Playwright-actor Lisa Kron (“Well,” “In the Wake”) followed with much lighter fare. Her “The Veri**on Play,” in which she also plays the lead, uses biting satire to chronicle one of those nightmare struggles with customer service. When Jenni (Kron) is overcharged by her phone company by $150, she thinks it’s a quickly resolved, trivial matter at first. But, after the matter stretches out for months, she descends into a Kafkaesque world of corporate conspiracies and underground counterinsurgencies. Kron works in a healthy amount of righteous outrage, political commentary, and wickedly funny parodies of typical telecommunication foul-ups. At 90 minutes, the play feels a bit overextended—particularly in the climactic chase sequence—and could benefit from some judicious editing. There are surprising musical numbers, featuring snappy original tunes from Jeanine Tesori (“Caroline, or Change”).

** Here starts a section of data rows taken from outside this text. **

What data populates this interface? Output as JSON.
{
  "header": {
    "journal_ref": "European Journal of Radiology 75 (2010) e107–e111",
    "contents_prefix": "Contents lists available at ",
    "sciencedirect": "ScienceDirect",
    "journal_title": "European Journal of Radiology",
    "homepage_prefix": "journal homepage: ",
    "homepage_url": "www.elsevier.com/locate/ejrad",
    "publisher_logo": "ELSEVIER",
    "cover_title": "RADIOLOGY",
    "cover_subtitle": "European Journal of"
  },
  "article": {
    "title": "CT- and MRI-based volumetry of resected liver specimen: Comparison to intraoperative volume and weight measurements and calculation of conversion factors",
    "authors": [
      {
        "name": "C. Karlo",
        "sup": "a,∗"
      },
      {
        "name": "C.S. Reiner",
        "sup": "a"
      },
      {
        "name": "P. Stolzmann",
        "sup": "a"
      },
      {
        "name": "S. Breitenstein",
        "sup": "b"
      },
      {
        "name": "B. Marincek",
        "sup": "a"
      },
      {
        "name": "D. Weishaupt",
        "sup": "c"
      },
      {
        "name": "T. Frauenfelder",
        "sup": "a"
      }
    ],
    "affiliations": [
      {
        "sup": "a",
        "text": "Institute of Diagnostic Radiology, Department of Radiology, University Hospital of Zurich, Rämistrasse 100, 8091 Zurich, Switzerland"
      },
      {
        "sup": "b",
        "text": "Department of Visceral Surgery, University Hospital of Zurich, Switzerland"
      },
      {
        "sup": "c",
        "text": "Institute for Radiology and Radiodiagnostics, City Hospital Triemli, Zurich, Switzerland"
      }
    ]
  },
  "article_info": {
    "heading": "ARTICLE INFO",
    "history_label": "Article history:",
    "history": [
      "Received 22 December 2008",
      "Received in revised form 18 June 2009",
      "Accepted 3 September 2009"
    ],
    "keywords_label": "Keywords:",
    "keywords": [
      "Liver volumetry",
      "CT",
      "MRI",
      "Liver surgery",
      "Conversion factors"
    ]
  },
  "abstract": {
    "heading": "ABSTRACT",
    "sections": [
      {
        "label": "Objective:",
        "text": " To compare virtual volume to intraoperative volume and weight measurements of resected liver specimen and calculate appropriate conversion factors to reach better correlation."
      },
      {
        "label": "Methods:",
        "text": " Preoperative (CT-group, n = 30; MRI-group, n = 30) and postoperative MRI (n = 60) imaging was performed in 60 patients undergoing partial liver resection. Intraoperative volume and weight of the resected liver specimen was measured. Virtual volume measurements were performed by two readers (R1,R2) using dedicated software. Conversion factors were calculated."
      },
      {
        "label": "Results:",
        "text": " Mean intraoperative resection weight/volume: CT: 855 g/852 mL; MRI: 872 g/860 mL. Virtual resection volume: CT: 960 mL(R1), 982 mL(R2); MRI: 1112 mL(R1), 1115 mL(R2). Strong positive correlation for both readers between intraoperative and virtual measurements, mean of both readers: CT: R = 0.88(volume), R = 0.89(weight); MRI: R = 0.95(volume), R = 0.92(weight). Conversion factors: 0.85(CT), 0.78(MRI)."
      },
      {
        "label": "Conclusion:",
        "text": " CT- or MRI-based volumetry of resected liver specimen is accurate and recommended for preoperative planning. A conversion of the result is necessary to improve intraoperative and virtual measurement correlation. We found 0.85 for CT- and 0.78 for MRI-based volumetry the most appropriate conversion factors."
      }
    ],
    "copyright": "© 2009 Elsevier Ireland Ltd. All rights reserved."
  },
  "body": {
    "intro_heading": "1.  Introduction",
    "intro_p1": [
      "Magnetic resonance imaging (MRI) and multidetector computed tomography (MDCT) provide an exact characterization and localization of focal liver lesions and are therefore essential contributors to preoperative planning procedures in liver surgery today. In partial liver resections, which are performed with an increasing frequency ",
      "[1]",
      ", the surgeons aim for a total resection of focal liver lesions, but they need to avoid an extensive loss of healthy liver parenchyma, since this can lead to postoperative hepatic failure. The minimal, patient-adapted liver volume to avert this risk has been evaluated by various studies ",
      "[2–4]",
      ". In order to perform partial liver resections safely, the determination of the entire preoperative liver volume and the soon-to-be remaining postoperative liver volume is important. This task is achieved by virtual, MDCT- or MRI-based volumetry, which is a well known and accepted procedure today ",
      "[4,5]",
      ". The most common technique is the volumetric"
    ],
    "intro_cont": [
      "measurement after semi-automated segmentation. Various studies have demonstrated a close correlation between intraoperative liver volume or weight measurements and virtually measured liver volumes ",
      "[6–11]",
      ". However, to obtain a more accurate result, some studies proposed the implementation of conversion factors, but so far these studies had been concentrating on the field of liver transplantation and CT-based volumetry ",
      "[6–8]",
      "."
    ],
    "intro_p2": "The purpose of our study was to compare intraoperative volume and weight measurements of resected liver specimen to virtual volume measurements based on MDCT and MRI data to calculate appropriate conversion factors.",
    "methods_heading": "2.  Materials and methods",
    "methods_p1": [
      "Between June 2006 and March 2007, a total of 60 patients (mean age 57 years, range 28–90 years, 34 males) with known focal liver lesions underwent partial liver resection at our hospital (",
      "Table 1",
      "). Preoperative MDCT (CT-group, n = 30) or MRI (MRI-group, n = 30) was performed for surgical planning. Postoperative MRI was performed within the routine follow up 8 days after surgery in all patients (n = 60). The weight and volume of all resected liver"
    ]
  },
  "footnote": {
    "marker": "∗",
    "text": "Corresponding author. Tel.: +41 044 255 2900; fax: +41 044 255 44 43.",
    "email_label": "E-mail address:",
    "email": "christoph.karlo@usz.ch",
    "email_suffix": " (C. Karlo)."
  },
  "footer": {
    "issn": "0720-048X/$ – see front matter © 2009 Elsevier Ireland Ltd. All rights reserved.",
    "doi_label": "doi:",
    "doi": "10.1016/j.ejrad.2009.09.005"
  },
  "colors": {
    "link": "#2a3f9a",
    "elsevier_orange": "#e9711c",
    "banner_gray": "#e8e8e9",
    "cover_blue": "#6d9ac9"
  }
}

Levity continued to be the theme of the day with “Michael von Siebenburg Melts Through the Floorboards” by Greg Kotis (“Urinetown”). The title character is a 500-year-old Austrian count who lures unsuspecting young women to his rent-controlled apartment to slaughter them and consume their flesh. Kotis gets off lots of smart cracks on the current undead craze and features characterizations that go beyond guffaws, but like “The Veri**on Play,” the central idea is established early on and then stretched too far, to two acts in this case. A fast 90 minutes would have served the premise better.
The evening ended with Mona Mansour’s “The Hour of Feeling,” a cutting drama about a Palestinian scholar torn between the glitter of London literary circles and his strife-torn homeland during the Arab-Israeli War of 1967. Monsour employs the same family she portrayed in her “Urge for Going,” seen at the Public Theater. Adham and his new wife Abir, 40 years younger than they were in “Urge for Going,” travel from their village near Jerusalem to the British capital, where Adham is set to deliver a lecture on Wordsworth. When war breaks out, the couple must choose between returning to their town, where Adham’s stern mother could be endangered, or remaining in London with the possibility of stability and a fellowship. Mansour carefully details the couple’s push-pull struggle between heritage and ambition. Director Mark Wing-Davey delivers a dazzling production, starkly contrasting the simplicity of the Middle East with the aural and visual assault of 1960s Britain.
After the curtain for “Feeling” fell, cast, crew, and visitors adjourned to a nearby bar for drinks and networking, concluding an exhausting but exciting day of new plays.